After a rollercoaster 18 months, a Saudi-backed takeover of Newcastle United appears imminent.
The Amanda Staveley-led consortium seemed dead and buried after issues emerged over an alleged piracy disagreement with Qatar-based broadcaster beIN Sports, who own rights to show Premier League matches in the Middle East.
However, it appears a resolution has been made and current owner Mike Ashley will sell the club in the coming days.
Still, it is unclear just how much money will be invested into the Magpies, with financial expert Kieran Maguire previously claiming that investment could be extremely large despite FFP (Financial Fair Play) regulations.
Speaking back in May 2020, football finance expert Kieran Maguire said, “I’ve crunched the numbers and NUFC have an FFP profit of around £82 million over the past two seasons to the end of 2018/19. The allowable loss is £105 million over a three-year period.
“Assuming the new owners sign players on four-year deals, they could spend anywhere between £150million-£200 million in one window or a season and still stay within the Premier League limit.
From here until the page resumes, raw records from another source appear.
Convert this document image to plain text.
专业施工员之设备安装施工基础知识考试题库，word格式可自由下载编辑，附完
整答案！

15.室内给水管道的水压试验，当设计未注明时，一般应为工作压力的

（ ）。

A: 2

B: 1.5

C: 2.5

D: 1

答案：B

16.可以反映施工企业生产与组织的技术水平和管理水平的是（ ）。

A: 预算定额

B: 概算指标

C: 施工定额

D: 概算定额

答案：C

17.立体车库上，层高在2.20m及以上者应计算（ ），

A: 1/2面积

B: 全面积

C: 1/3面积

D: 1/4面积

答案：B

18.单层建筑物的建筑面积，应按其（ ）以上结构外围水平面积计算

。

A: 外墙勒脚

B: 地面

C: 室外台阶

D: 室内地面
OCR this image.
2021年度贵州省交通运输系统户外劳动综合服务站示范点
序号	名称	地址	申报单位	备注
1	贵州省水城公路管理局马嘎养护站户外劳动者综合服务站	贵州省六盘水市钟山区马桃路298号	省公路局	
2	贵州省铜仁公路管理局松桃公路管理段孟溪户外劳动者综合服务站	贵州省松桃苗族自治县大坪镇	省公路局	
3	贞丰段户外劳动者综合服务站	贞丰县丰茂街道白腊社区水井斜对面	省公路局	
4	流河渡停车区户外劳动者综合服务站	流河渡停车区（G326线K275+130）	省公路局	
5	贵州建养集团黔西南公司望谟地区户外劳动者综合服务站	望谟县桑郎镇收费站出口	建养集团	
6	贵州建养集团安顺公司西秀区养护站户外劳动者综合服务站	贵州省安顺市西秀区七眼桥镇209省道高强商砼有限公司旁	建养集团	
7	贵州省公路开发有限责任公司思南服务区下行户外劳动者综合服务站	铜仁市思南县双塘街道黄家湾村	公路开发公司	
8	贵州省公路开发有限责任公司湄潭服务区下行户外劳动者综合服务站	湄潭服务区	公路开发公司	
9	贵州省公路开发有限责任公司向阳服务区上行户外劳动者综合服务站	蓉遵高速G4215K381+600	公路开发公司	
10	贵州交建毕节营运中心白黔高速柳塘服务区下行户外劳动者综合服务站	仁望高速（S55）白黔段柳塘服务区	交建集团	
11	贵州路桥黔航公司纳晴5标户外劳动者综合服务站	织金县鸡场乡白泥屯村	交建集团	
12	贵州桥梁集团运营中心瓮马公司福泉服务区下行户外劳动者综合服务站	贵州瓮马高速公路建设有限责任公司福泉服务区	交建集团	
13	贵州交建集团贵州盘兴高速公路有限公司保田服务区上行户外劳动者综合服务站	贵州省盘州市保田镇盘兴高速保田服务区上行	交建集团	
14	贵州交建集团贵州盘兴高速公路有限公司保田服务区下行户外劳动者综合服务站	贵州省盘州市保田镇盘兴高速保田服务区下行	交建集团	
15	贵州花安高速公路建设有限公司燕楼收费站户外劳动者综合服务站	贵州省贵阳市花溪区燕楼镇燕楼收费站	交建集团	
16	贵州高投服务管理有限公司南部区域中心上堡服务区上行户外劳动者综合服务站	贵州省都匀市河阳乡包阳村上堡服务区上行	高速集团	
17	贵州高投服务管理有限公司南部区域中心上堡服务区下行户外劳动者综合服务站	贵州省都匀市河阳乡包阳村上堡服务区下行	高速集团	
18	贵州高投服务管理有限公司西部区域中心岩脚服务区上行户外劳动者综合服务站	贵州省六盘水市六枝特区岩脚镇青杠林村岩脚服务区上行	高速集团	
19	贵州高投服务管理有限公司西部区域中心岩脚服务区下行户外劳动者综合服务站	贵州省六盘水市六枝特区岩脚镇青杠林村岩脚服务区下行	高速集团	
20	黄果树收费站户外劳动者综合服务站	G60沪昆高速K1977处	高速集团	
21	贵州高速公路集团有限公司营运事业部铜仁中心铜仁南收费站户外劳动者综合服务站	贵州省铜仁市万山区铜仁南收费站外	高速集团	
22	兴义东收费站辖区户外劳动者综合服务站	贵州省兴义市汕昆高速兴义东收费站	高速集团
“There is little love towards Mike Ashley – and rightly so – but he’s leaving a financial legacy that is attractive to any rich successor.”
Financial Fair Play rules were also eased last year due to the impact of the pandemic, with clubs’ financial results in 2020 to be assessed alongside those for 2021, rather than as two separate entities.
Newcastle have a net spend of around £60million since then but investment could still be significant, with The Mirror claiming that the Magpies could have up to £250million to spend on players and infrastructure.
If investment is smart, north London clubs Tottenham Hotspur and Arsenal could be in danger of being left behind as their respective owners have notoriously refused to spend efficiently in recent years.
They will both hope that FFP rules mean Newcastle can’t spend their way to instant success, something Andrea Traverso, UEFA’s director of financial sustainability and research, has previously hinted won’t be possible.
“COVID-19 has generated a revenue crisis and had a big impact on the liquidity of clubs,” he said earlier this year.
“This is a crisis which is very different from anything we have had to tackle before. In such a situation, obviously, clubs are struggling. They have difficulties in complying with their obligations.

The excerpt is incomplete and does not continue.